Qabas Consulting & Training, formerly Qabas Scientific for Consultancy and Training, is a Libyan consulting firm headquartered in Tripoli, Libya. Founded in 1994, it advises public- and private-sector clients on operations, risk, strategy, and training, and is regarded as the largest consulting practice in Libya. The firm serves clients across Europe, Middle East and Africa (EMEA) region, with a particular focus on North Africa, and employs more than 200 people.

==History==
===Early years===
In the aftermath of United Nations Security Council Resolution 748 of 1992, which prompted most foreign consultancies to withdraw from Libya, Qabas Scientific for Consultancy and Training (القبس العلمية للاستشارات والتدريب) was founded in 1994 to address the acute shortage of technical expertise in the country's oil and gas sector. During its early years, the firm concentrated on advisory services and capacity-building for the National Oil Corporation (NOC; المؤسسة الوطنية للنفط), and its subsidiaries.

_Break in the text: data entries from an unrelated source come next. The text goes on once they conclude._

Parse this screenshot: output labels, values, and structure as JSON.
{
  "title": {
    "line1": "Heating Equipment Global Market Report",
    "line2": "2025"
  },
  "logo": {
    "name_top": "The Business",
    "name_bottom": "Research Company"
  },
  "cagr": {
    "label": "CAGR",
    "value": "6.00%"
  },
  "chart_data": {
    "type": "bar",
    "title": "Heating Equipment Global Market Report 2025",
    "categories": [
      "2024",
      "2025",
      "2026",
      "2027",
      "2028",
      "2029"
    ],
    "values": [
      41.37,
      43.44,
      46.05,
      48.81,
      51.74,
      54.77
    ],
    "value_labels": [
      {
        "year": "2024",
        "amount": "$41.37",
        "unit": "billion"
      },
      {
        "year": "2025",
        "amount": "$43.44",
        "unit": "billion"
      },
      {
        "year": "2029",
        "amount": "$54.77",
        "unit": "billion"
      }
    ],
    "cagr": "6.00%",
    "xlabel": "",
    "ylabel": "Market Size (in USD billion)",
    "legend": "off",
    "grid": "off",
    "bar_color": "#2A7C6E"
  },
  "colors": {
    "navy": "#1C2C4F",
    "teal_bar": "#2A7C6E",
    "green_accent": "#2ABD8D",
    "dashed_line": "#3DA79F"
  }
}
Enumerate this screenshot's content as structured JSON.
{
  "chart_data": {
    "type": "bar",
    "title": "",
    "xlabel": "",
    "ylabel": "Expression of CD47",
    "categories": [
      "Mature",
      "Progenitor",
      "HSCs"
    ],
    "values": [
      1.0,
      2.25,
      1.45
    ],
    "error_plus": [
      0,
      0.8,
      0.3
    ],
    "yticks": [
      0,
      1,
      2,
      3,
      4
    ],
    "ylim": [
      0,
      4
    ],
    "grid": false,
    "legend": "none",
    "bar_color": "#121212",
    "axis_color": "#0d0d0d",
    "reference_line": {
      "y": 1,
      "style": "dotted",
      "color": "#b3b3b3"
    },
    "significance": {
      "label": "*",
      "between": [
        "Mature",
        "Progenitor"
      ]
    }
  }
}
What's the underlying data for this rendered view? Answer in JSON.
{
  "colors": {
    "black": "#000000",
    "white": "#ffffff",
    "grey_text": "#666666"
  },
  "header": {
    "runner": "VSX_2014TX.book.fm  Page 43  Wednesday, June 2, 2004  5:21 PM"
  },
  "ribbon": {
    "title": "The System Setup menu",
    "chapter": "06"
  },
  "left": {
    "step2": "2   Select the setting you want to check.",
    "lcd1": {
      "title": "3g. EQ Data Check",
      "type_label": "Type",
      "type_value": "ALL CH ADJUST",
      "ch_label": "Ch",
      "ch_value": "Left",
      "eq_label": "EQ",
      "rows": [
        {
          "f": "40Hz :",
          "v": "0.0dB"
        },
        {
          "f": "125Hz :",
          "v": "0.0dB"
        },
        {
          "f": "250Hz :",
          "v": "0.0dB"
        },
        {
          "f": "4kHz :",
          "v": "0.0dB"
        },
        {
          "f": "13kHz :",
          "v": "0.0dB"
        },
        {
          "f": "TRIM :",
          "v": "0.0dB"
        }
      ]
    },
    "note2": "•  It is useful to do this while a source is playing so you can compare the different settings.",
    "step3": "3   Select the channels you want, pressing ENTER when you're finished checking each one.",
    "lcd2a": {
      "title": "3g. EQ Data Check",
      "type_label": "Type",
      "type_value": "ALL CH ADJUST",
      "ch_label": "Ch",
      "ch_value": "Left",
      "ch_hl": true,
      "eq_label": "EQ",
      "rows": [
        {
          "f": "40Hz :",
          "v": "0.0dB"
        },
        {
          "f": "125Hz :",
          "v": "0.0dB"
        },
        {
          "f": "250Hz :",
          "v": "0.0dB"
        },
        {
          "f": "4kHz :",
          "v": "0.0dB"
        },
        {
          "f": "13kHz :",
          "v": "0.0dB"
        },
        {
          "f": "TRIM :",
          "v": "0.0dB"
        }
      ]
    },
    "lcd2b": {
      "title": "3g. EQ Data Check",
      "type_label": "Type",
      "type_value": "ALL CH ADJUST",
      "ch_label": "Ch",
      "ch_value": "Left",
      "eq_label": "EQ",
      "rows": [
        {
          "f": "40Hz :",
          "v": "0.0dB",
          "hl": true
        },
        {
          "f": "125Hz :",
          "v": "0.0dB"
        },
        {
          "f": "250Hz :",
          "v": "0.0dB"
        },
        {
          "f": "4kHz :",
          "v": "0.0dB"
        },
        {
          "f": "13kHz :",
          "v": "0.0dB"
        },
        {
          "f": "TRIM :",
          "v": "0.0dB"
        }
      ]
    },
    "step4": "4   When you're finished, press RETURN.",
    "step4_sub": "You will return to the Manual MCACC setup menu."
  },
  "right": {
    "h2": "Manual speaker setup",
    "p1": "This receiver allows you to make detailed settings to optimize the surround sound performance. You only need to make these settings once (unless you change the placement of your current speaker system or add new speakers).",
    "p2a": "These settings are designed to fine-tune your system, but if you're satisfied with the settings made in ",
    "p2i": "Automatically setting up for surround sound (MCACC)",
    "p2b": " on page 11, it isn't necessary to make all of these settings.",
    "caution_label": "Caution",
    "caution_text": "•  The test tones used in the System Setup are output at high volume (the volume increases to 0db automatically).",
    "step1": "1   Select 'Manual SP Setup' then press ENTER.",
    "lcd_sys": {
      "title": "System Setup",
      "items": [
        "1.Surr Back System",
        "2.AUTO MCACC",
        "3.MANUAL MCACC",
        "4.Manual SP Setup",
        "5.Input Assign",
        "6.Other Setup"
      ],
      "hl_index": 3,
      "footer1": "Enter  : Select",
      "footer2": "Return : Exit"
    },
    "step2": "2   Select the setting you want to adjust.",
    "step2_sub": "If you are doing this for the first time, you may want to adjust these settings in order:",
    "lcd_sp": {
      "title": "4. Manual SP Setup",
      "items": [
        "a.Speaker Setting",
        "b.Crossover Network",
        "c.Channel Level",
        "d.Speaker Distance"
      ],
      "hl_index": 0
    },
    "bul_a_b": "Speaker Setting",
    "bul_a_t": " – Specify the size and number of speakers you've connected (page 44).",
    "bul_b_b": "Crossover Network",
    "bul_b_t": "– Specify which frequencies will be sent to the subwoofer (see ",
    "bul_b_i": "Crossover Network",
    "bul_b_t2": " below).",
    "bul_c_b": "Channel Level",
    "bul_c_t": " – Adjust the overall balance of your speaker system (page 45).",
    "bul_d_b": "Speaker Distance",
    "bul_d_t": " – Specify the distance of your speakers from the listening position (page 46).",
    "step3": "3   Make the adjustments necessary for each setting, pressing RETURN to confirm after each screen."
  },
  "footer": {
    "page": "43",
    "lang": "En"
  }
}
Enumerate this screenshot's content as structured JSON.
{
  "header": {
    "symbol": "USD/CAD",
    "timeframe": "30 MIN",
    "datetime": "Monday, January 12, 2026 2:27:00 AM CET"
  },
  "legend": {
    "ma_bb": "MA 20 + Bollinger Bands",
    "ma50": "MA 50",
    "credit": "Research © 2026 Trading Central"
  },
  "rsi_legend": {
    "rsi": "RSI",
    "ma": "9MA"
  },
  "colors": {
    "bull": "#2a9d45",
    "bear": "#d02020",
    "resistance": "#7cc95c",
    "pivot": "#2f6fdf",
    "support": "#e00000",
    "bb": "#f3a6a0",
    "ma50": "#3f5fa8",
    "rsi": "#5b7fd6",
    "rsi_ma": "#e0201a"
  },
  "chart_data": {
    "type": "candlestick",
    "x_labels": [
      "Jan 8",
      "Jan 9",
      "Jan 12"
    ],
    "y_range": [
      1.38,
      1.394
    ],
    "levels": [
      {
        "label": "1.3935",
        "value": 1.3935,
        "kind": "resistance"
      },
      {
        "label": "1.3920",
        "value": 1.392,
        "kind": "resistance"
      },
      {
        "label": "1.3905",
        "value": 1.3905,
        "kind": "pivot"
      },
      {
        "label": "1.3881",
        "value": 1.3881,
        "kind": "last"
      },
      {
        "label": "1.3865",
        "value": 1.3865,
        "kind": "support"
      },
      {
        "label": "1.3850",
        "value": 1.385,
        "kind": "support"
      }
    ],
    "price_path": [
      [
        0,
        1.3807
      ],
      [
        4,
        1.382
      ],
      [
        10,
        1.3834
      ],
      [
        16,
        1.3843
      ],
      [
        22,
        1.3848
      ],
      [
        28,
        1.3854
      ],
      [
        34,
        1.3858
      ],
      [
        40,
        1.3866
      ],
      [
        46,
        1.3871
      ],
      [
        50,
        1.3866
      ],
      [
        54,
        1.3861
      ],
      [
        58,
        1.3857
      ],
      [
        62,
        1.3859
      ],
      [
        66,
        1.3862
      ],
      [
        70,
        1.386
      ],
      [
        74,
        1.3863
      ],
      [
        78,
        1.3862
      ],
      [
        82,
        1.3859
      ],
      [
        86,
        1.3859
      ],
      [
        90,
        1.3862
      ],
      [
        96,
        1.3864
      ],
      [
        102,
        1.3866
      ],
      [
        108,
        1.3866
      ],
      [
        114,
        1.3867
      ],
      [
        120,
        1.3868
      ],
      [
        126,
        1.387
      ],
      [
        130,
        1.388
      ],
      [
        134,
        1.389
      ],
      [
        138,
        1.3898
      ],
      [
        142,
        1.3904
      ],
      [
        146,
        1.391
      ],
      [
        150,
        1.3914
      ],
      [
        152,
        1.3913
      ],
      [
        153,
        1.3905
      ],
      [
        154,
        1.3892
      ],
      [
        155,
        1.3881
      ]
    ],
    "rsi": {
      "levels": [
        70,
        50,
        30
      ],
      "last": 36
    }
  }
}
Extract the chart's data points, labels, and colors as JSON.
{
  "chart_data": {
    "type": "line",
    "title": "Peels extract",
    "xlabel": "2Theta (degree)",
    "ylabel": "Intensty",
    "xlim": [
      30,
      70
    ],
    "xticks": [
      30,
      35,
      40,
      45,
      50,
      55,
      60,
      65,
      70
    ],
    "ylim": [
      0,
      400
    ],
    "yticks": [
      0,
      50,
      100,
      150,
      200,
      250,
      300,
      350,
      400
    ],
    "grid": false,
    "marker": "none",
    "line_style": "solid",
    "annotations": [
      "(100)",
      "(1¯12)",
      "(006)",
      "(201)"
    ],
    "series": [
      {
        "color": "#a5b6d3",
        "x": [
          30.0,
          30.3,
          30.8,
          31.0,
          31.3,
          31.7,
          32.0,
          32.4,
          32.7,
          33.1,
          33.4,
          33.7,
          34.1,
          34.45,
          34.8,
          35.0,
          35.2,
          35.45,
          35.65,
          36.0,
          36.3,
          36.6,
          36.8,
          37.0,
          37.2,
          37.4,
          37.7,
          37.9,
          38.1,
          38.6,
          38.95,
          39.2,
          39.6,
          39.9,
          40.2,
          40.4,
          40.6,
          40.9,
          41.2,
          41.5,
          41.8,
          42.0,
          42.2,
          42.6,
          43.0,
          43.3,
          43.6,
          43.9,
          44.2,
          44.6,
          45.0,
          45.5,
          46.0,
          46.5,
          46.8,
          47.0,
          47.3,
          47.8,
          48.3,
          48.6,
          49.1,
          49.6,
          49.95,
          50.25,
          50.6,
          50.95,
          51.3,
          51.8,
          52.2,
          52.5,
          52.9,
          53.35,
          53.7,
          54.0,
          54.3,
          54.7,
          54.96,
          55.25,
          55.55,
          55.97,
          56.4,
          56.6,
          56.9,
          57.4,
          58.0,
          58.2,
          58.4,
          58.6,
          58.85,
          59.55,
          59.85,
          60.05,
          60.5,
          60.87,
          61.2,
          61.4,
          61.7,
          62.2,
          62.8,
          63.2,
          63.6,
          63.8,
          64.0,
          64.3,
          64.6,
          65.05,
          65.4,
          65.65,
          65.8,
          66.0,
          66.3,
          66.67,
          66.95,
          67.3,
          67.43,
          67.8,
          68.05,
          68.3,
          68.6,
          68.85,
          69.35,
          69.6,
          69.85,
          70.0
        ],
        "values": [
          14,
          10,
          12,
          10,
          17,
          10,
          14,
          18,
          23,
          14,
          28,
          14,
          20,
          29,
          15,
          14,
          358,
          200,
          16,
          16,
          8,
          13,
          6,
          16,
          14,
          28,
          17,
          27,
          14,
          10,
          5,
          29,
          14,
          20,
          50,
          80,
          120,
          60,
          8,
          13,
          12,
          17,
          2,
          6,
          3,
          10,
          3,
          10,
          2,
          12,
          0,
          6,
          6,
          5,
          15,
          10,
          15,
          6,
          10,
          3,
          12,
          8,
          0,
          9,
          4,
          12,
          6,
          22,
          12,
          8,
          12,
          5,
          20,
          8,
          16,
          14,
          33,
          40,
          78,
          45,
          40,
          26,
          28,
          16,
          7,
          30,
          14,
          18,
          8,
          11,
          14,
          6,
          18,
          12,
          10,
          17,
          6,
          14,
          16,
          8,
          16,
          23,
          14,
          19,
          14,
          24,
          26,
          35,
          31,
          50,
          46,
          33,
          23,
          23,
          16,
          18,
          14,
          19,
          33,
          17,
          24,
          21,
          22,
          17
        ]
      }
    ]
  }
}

===International expansion===
During the early 2000s the firm extended its operations beyond Libya. In Algeria it advised Sonatrach (سوناطراك; Société nationale pour la recherche, la production, le transport, la transformation et la commercialisation des hydrocarbures) on capacity building and quality-management systems. It then entered the Nigerian market through NAOC, a subsidiary of its Libyan client Agip, assisting with the implementation of international operating standards. Subsequent projects across North Africa and The Sahel Region expanded its regional presence.

===Diversification amidst national turbulence===
The First Libyan Civil War (15 February – 23 October 2011) severely disrupted the national economy, prompting Qabas to further diversify its focus beyond hydrocarbons. Between 2011 and 2019 the firm deepened its advisory expertise in aviation, construction, finance, healthcare, intellectual property, media, technology, and telecommunications, while also strengthening its specialist units in actuarial services, digital transformation, regulatory compliance, risk management and corporate restructuring.

===Recent developments===
In the 2020s Qabas formalised regional partnerships with several Fortune Global 500 companies, including Oracle Corporation, an American multinational computer technology company headquartered in Austin, Texas; Amazon Web Services (AWS), a subsidiary of Amazon that provides on-demand cloud computing platforms and APIs to individuals, companies, and governments, on a pay-as-you-go basis; and Microsoft, an American technology conglomerate headquartered in Redmond, Washington.

In 2025 it launched the "It Should Be Libyan" campaign, aimed at increasing local participation in the national oil and gas sector and supporting Libya's target of producing two million barrels of oil per day. The campaign reportedly generated more than 25 million online impressions.